Winning the Lottery with fastai
How to find winning tickets in your neural network
Creating sparse neural networks is a very hot topic at the moment. It is believed to make them smaller, faster and with better generalization capabilities1. For a long time however, it was believed that sparse networks were difficult to train. The traditional way of getting them was therefore to first train a dense network to convergence, then prune it to make it sparse, eventually fine-tuning it a tiny bit more to recover performance. However, some recent research has shown that not only it was possible to train sparse networks, but also that they may outperform their more-parameterized, dense, counterpart. The paper that initiated this trend talks about "lottery tickets", that may be hidden in neural networks2. In this blog post, we are going to explain what they are and how we can find them, with the help of fastai, and more particularly fasterai, a library to create smaller and faster neural networks that we created.
Let's first introduce what The Lottery Ticket Hypothesis is for those who may have never heard about it. It is a fascinating characteristic of neural networks that has been discovered by Frankle and Carbin in 20192. The gist of this hypothesis can be phrased as the following:
In a neural network, there exists a subnetwork that can be trained to at least the same accuracy and in at most the same training time as the whole network.
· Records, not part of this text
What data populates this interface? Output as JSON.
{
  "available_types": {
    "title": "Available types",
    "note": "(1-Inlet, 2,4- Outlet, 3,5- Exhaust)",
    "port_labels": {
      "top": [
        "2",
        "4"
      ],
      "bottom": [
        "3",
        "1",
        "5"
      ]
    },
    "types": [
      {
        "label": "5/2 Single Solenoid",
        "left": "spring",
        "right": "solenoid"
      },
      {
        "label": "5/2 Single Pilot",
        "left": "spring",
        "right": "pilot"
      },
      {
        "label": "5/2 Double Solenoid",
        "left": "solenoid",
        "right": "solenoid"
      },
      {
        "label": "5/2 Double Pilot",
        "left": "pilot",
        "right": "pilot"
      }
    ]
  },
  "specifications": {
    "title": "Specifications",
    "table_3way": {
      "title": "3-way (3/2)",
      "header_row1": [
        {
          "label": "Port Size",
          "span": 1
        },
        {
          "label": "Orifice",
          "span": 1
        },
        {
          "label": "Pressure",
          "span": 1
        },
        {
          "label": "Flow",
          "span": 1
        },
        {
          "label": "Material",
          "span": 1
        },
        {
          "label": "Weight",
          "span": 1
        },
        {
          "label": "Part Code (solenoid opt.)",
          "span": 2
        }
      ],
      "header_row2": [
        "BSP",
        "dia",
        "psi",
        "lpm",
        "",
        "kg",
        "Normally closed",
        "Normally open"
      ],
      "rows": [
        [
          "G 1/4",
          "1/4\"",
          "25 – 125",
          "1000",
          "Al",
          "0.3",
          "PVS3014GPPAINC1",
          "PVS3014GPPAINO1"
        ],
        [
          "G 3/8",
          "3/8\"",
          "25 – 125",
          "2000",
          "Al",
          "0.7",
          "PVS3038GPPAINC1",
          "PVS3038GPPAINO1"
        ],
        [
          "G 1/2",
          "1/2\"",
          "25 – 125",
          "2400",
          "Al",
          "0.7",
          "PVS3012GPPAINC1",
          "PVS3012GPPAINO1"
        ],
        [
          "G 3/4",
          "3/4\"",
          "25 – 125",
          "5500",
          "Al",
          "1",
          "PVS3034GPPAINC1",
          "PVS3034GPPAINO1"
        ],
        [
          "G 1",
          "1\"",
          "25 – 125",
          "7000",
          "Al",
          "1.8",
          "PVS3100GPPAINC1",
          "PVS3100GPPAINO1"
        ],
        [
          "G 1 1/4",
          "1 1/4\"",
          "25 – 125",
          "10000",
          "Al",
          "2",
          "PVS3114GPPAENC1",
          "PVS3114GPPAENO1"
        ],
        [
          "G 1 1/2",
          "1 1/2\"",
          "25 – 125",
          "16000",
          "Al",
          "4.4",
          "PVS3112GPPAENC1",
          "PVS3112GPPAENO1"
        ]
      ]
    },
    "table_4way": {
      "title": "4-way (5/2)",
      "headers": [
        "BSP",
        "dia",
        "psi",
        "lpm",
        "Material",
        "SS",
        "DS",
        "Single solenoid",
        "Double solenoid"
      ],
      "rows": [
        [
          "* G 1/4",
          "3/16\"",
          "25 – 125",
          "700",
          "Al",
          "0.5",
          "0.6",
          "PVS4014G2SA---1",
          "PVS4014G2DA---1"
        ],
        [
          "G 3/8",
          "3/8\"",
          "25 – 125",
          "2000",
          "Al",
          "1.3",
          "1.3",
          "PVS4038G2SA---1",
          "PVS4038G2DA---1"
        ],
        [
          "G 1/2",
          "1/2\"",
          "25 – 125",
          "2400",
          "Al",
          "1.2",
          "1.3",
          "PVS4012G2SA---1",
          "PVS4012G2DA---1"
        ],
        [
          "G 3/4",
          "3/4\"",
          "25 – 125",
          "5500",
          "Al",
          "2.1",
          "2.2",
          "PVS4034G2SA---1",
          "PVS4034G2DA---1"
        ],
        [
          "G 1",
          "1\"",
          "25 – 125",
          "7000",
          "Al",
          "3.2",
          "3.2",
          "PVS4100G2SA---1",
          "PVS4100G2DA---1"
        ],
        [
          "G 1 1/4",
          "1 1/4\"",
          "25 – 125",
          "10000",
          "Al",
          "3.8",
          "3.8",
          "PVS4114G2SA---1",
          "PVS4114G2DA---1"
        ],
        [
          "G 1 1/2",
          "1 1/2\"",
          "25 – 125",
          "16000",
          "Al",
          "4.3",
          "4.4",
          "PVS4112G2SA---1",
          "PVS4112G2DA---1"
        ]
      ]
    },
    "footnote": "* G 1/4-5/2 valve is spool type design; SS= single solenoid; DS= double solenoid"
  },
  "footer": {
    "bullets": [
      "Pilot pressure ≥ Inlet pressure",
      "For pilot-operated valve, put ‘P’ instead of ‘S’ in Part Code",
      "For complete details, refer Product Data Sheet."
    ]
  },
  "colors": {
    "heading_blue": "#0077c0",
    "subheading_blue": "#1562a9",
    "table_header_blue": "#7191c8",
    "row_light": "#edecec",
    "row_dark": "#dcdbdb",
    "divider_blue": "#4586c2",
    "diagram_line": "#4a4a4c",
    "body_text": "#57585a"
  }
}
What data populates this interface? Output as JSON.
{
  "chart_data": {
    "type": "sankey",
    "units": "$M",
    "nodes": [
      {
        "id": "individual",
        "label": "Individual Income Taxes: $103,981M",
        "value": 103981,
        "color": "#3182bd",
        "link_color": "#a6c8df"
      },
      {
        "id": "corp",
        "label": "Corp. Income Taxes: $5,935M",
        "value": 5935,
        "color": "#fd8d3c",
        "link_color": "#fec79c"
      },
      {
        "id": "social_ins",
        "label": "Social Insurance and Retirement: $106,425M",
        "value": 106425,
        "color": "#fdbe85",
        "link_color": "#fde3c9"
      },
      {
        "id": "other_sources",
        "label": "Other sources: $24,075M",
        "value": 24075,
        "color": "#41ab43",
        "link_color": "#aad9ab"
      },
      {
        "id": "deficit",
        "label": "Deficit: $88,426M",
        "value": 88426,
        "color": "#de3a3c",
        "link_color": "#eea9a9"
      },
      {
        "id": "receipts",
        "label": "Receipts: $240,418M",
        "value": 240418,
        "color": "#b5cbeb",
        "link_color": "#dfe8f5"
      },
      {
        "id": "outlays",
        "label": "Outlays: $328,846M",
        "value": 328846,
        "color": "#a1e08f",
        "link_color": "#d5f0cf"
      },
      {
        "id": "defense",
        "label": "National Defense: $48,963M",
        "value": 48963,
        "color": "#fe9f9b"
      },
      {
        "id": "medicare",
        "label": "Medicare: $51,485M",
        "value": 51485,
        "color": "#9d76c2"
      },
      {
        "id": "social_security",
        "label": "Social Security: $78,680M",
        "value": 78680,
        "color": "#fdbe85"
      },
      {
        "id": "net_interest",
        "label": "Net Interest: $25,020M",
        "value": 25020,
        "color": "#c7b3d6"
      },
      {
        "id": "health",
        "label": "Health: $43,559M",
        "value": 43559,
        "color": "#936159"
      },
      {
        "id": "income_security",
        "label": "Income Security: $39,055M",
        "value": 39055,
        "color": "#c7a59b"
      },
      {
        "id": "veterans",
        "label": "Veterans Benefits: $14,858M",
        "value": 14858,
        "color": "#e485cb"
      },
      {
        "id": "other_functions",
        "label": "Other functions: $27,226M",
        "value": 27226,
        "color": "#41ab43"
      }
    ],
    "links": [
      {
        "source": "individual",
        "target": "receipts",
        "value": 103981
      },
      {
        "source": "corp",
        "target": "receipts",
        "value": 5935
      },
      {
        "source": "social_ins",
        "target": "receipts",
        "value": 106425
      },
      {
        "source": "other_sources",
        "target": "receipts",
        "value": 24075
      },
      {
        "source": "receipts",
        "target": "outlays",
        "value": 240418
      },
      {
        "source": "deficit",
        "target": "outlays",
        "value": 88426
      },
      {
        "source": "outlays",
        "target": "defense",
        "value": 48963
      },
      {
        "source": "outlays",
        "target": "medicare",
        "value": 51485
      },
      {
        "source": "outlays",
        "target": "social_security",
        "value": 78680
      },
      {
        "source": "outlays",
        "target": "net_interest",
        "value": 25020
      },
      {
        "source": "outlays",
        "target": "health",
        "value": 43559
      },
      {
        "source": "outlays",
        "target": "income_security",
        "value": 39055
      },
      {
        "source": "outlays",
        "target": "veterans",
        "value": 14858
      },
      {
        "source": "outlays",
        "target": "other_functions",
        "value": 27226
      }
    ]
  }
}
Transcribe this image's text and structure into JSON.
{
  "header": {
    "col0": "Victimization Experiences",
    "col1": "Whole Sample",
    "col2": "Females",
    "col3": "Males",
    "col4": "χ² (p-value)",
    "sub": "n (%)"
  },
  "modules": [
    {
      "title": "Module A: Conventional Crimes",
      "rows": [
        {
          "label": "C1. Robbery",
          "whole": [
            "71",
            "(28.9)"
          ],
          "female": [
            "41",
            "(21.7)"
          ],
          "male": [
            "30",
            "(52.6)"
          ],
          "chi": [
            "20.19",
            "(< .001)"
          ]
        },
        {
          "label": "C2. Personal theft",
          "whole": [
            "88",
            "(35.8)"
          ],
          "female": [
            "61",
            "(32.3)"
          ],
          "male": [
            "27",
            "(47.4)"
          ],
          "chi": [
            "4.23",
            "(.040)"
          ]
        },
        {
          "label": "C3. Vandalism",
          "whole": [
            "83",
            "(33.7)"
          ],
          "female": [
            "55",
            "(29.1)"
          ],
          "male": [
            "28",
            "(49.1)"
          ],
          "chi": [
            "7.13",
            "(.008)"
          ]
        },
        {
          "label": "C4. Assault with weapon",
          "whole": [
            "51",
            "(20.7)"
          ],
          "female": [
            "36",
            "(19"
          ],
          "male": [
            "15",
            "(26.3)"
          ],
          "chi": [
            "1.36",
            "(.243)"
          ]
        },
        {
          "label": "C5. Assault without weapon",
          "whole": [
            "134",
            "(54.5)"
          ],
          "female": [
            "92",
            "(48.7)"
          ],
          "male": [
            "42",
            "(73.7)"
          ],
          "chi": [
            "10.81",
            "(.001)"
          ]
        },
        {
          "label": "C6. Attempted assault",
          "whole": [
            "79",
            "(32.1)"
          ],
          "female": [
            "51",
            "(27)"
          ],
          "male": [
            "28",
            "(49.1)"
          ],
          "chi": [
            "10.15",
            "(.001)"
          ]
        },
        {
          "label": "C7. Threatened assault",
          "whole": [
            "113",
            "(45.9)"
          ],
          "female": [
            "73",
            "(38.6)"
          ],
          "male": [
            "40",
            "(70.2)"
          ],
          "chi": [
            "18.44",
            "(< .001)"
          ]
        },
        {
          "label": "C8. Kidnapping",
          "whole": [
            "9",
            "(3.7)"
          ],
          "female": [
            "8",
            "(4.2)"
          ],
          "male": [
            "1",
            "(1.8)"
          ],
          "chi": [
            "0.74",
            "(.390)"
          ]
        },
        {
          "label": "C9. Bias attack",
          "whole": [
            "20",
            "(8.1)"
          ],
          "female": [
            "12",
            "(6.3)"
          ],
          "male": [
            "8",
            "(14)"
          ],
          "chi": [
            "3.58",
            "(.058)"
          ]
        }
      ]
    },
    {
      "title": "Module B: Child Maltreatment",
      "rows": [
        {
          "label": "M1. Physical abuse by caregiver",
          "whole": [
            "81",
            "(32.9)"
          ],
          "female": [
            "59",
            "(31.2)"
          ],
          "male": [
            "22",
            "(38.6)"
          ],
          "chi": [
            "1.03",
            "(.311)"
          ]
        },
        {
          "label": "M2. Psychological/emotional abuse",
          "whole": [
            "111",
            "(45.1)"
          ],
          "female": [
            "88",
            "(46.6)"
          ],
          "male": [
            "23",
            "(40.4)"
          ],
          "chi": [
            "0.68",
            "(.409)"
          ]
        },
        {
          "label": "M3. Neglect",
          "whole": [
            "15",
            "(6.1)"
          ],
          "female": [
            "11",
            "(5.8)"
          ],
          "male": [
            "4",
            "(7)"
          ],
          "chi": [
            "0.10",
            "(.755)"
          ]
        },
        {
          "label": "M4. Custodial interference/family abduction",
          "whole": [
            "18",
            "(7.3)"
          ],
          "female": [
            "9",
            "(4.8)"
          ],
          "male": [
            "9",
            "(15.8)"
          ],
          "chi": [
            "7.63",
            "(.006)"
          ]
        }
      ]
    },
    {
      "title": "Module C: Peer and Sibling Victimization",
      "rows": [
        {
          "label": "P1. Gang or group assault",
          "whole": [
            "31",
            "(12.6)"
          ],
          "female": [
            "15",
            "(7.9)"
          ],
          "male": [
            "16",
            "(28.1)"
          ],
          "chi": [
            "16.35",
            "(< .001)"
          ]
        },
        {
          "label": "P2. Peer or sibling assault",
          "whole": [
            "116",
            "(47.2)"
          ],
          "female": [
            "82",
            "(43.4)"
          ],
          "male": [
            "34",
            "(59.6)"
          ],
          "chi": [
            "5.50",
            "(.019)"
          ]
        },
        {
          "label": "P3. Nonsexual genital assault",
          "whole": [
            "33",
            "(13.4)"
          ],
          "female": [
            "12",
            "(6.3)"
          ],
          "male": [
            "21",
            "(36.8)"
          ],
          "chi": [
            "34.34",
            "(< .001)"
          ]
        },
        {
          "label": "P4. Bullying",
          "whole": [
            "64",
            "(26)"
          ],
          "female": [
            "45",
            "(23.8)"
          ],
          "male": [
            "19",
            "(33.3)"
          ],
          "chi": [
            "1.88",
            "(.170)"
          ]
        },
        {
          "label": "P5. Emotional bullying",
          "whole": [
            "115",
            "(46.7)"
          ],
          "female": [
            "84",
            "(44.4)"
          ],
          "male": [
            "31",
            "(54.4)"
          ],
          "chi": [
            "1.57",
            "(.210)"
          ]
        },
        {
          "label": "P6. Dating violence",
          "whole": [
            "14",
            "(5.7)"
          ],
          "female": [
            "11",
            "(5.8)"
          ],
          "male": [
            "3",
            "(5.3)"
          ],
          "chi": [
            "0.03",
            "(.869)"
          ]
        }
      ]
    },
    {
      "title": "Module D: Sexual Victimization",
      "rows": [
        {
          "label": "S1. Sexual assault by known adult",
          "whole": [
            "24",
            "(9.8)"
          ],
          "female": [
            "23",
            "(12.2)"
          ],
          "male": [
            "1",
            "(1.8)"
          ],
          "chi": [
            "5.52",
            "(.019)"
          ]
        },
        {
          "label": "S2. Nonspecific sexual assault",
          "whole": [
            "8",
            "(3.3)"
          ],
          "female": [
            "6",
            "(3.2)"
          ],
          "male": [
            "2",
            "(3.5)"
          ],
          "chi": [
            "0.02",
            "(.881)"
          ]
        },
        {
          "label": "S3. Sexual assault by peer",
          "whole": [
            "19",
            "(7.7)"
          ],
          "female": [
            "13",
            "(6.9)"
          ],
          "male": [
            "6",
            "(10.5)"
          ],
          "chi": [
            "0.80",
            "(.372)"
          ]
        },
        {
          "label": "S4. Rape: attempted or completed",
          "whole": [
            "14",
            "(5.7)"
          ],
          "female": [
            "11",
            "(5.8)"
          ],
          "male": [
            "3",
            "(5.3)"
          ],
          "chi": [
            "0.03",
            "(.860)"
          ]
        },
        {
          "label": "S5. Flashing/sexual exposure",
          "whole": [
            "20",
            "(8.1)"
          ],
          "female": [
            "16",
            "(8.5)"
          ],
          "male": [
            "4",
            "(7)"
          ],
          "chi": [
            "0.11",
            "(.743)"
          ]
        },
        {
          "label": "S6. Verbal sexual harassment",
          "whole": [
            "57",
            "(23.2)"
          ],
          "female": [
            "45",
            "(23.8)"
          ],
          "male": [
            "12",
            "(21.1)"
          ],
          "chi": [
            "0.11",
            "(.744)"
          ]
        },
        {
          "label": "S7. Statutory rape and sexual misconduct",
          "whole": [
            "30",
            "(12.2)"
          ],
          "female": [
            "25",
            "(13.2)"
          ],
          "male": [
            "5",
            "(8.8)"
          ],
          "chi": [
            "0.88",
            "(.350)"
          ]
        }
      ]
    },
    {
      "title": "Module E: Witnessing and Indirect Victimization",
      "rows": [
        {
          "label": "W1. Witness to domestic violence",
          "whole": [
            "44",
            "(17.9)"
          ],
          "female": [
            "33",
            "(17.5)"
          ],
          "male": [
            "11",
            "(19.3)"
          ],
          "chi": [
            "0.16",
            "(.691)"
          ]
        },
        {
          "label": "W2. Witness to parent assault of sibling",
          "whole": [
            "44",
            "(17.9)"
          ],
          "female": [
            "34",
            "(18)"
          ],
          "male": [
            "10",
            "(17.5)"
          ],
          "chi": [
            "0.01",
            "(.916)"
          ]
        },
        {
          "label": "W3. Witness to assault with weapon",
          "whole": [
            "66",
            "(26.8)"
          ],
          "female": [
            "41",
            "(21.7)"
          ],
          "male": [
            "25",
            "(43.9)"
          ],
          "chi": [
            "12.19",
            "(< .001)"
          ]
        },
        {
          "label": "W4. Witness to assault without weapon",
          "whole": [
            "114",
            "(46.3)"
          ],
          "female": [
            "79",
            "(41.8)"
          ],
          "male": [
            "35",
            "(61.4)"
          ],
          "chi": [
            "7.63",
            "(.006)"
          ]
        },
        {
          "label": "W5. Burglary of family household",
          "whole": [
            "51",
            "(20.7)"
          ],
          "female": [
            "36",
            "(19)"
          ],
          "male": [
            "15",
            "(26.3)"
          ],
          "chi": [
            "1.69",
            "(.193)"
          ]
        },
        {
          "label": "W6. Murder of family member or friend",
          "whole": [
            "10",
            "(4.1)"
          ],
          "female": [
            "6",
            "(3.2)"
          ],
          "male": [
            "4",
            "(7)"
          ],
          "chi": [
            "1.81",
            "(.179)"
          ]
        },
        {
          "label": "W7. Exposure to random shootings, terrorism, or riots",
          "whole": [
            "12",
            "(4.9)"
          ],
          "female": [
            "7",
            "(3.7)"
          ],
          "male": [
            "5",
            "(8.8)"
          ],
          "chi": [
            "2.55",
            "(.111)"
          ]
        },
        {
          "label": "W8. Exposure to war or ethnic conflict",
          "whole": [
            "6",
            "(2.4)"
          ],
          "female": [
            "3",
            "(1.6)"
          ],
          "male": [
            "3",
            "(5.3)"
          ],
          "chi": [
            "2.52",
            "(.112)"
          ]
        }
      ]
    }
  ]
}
The only condition being that both this sub- and the complete networks start from the same initial conditions.
This subnetwork, called the "winning ticket" (as it is believed to have won at the initialization lottery), can be found by using pruning on the network, removing useless connections.
The steps to unveil this winning ticket are:
- Get a freshly initialized network, possessing a set of weights $W_0$.
- Train it for a certain amount $T$ of iterations, giving us the network with weights $W_T$.
- Prune a portion of the smallest weights, i.e. the weights that possess the lowest $l_1$-norm, giving us the network with weights $W_T \odot m$, with $m$ being a binary mask constituted of $0$ for weights we want to remove and $1$ for those we want to keep.
- Reinitialize the remaining weights to their original value, i.e. their value at step 1), giving us the network with weights $W_0 \odot m$.
- Stop if target sparsity is reached or go back to step 2).
We will conduct this tutorial by using a ResNet-18 architecture, trained on Imagenette, a subpart of Imagenet using only 10 classes.
We first want a baseline of the complete model that we can then compare to.
learn = Learner(dls, resnet18(num_classes=10), metrics=accuracy)
Let's save the weights of this model, so that we can be sure to start from the exact same network in our further experiments.
initial_weights = deepcopy(learn.model.state_dict())
As this is our baseline, it will not be pruned. Thus, this model corresponds to $W_T$, with $T$ chosen to be $5$ epochs. So let's train it and report the final accuracy.
learn.fit(5)
After training, our baseline network is $68\%$ accurate at discriminating between the 10 classes of our validation set.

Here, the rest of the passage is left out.